Para el experto en ciberseguridad, lo mismo que ocurrió con el teletrabajo ha pasado con las compras de internet. Durante los últimos años, cada vez más gente usa las redes para vender y comprar, pero «no hay una cultura de la seguridad». A Sánchez Crespo le gusta el símil de conducir. Para llevar un coche se necesita un carné, un curso que habilita a ello, aunque esto no exima de sufrir un accidente. En este sentido, Sánchez Crespo recordó que hay países que han lanzado iniciativas como el carné de internet, «para que los ciudadanos tengan una cultura de la ciberseguridad de verdad» y que «sepan lo que está pasando». «Dejamos que todo el mundo entre y son carne de cañón, como se dice, es fácil engañarlos», señaló. 

Por estos motivos, en la ESI realizan un curso de cultura de la seguridad en este campo, en el que se enseña a «cómo prevenir y desconfiar». De hecho, desde la Universidad de Castilla-La Mancha se ha trabajado en esta línea con un curso de formador de formadores, en el que se ha intentado enseñar a «distinguir cómo es un correo real de uno falso». 

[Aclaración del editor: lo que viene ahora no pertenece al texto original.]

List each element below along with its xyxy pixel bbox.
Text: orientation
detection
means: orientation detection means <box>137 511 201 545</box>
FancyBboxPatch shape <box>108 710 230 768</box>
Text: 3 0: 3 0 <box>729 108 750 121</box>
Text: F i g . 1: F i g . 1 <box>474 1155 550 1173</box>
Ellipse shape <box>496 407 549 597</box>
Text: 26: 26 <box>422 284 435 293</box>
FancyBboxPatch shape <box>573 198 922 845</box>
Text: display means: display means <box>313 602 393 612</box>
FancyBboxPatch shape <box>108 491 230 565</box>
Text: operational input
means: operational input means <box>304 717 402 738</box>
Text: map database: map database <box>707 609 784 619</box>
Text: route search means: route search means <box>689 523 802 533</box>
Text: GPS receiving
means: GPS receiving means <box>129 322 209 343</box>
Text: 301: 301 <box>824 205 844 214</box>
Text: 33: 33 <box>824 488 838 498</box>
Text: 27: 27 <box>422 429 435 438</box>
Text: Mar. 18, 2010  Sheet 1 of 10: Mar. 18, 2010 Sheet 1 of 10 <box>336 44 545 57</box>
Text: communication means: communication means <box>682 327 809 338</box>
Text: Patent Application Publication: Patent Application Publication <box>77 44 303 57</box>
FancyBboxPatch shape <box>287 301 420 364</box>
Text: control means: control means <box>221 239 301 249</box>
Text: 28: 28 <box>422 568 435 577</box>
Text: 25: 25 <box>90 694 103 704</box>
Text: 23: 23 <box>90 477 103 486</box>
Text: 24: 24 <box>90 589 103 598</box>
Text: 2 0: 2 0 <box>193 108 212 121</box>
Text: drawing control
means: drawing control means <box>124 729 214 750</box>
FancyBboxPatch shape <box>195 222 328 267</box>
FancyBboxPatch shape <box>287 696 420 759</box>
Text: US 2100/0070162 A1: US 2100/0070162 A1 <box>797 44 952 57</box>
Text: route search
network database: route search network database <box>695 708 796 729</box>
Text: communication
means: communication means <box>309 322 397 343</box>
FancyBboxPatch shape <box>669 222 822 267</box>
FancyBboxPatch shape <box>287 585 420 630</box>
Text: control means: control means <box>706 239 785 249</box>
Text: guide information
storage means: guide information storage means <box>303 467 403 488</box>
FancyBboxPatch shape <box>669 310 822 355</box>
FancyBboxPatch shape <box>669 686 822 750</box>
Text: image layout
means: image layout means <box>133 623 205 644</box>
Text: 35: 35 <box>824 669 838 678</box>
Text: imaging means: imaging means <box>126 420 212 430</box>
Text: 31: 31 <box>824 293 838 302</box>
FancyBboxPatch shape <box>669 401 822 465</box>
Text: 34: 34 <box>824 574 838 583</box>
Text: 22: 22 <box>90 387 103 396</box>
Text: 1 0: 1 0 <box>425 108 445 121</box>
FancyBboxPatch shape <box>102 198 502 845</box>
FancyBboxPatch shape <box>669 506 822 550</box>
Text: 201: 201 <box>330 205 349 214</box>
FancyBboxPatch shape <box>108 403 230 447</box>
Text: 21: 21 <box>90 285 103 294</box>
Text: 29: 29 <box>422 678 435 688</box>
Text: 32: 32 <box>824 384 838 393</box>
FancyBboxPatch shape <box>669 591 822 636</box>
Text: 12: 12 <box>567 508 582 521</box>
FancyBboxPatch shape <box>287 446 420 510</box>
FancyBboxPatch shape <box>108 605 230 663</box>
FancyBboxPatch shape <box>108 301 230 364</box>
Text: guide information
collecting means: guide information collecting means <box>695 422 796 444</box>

 Un último aspecto del incremento de los ciberataques es la especialización que está habiendo en los delitos informáticos. El doctor apuntó que él mismo duda ante ciertos correos electrónicos, ante la dificultad para saber si es verdadero o falso. «Están hechos para dudar», indicó el profesor de la UCLM, quien recuerda que él es capaz de discernirlo.